O negociante aposentado Ratchett (Richard Widmark) recebe cartas anônimas ameaçadoras até que durante a viagem do Simplon Orient Express, enquanto o trem é detido pela neve, as ameaças se cumprem. Ele é descoberto em sua cabine com doze facadas no peito. Todas as pistas fazem crer que um mafioso se fez passar por funcionário do trem, invadiu a cabine, matou Ratchett e fugiu na neve. Porém o brilhante detetive belga Hercule Poirot (Albert Finney, próximo da perfeição aqui) está a bordo e “põe suas células cinzentas para funcionar”. Aturdido com o excesso de pistas, ele percebe que a solução não pode ser assim tão óbvia, que algo muito mais complexo se esconde por trás daquele crime, e com ajuda do Sr. Bianchi (Martin Balsam) – diretor da companhia e seu amigo pessoal – e de um médico grego (George Coulouris), Poirot interroga os passageiros e investiga seus passaportes e suas histórias. Os suspeitos são a tagarela Sra. Harriet Belinda Hubbard (Lauren Bacall), a missionária sueca Greta Ohlsson (Ingrid Bergman, ganhadora do Oscar de atriz coadjuvante pelo papel), o conde e a condessa Andrenyi (Michael York e Jacqueline Bisset), Hector MacQueen, secretário do morto (Anthony Perkins), o Sr. Beddoes, mordomo do morto (sir John Gielgud), a princesa Dragomiroff (Wendy Hiller) e sua dama de companhia Hildegarde (Rachel Roberts), a Srta. Mary Debenham, tradutora e secretária (Vanessa Redgrave), o Coronel Arbuthnot (Sean Connery), o condutor do trem Pierre Paul Michel (Jean-Pierre Cassel), o vendedor de carros italiano Antonio Foscarelli (Denis Quilley) e o Sr. Hardman, detetive particular (Colin Blakely).

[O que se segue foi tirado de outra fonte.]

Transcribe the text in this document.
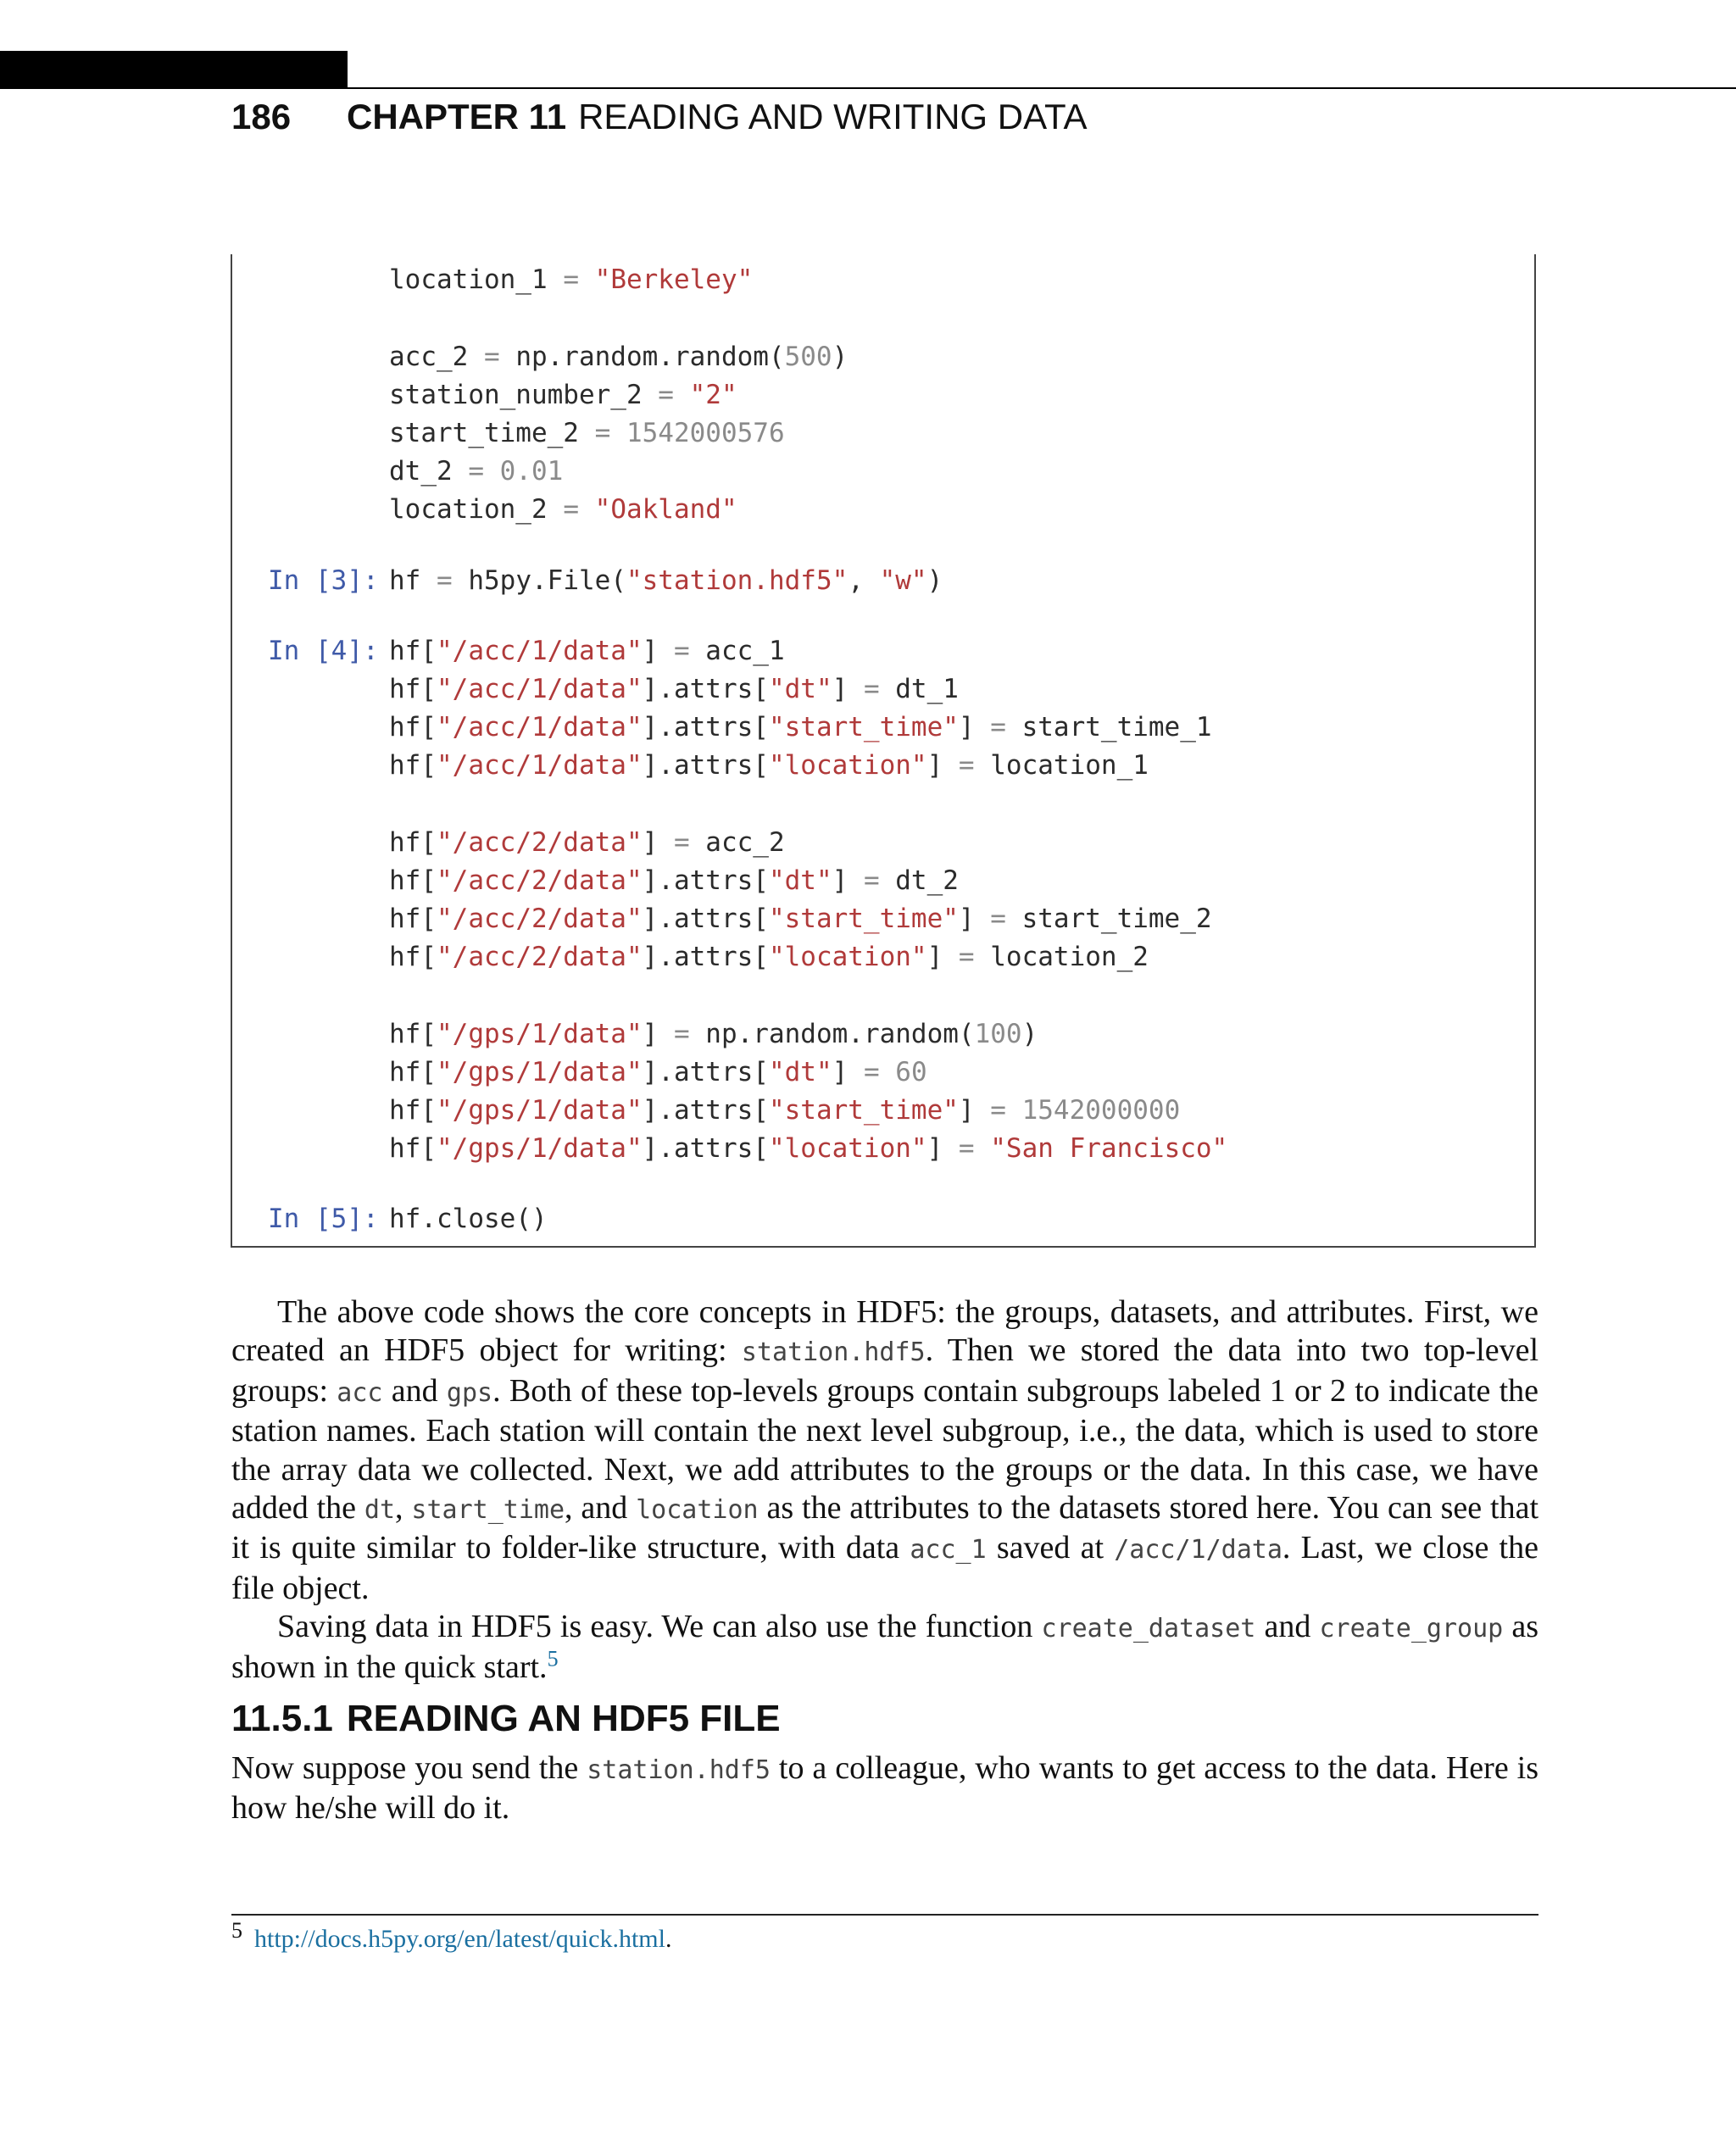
186 CHAPTER 11 READING AND WRITING DATA
location_1 = "Berkeley"
acc_2 = np.random.random(500)
station_number_2 = "2"
start_time_2 = 1542000576
dt_2 = 0.01
location_2 = "Oakland"
In [3]: hf = h5py.File("station.hdf5", "w")
In [4]: hf["/acc/1/data"] = acc_1
hf["/acc/1/data"].attrs["dt"] = dt_1
hf["/acc/1/data"].attrs["start_time"] = start_time_1
hf["/acc/1/data"].attrs["location"] = location_1
hf["/acc/2/data"] = acc_2
hf["/acc/2/data"].attrs["dt"] = dt_2
hf["/acc/2/data"].attrs["start_time"] = start_time_2
hf["/acc/2/data"].attrs["location"] = location_2
hf["/gps/1/data"] = np.random.random(100)
hf["/gps/1/data"].attrs["dt"] = 60
hf["/gps/1/data"].attrs["start_time"] = 1542000000
hf["/gps/1/data"].attrs["location"] = "San Francisco"
In [5]: hf.close()

The above code shows the core concepts in HDF5: the groups, datasets, and attributes. First, we created an HDF5 object for writing: station.hdf5. Then we stored the data into two top-level groups: acc and gps. Both of these top-levels groups contain subgroups labeled 1 or 2 to indicate the station names. Each station will contain the next level subgroup, i.e., the data, which is used to store the array data we collected. Next, we add attributes to the groups or the data. In this case, we have added the dt, start_time, and location as the attributes to the datasets stored here. You can see that it is quite similar to folder-like structure, with data acc_1 saved at /acc/1/data. Last, we close the file object.

Saving data in HDF5 is easy. We can also use the function create_dataset and create_group as shown in the quick start.$^5$

11.5.1 READING AN HDF5 FILE

Now suppose you send the station.hdf5 to a colleague, who wants to get access to the data. Here is how he/she will do it.

5 http://docs.h5py.org/en/latest/quick.html.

Certamente “Assassinato no Expresso do Oriente” tem uma das tramas e situações do tipo “quem é o culpado” mais originais e surpreendentes da História da literatura e do cinema.

A trilha sonora de Richard Rodney Bennet é um presente à parte, com um tema de abertura vigoroso e que remete à década de 30, um belíssimo e empolgante tema do trem, e um lúgubre e apavorante tema de assassinato. Penei muitos anos até encontrar essa trilha em vinil, nos anos 80. Mais tarde descobri que já foi lançada em CD, mas é extremamente difícil de achar. Bem mais fácil é desvendar o assassinato de Ratchett.

A lembrar que a performace de Albert Finney na pele do mais famoso detetive de Agatha Christie, o afetado e vaidoso belga Hercule Poirot, é um dos melhores exemplos de adequação de um ator a um personagem. Tony Randall e Peter Ustinov que já encarnaram o papel que me desculpem, mas não chegam nem à sombra do Poirot de Finney, que é absolutamente perfeito. David Suchet, o Poirot da série de TV inglesa "Agatha Christie's Poirot", apresentado pelo canal Multishow, é seu sucessor natural, pois tem talento e um phisique du role muito próximo, mas não a ponto de tirar o posto de melhor Poirot já feito do perfeccionista Albert Finney. Se Hercule Poirot realmente existisse no mundo real, creio eu que seria exatamente como em "Assassinato no Orient Express".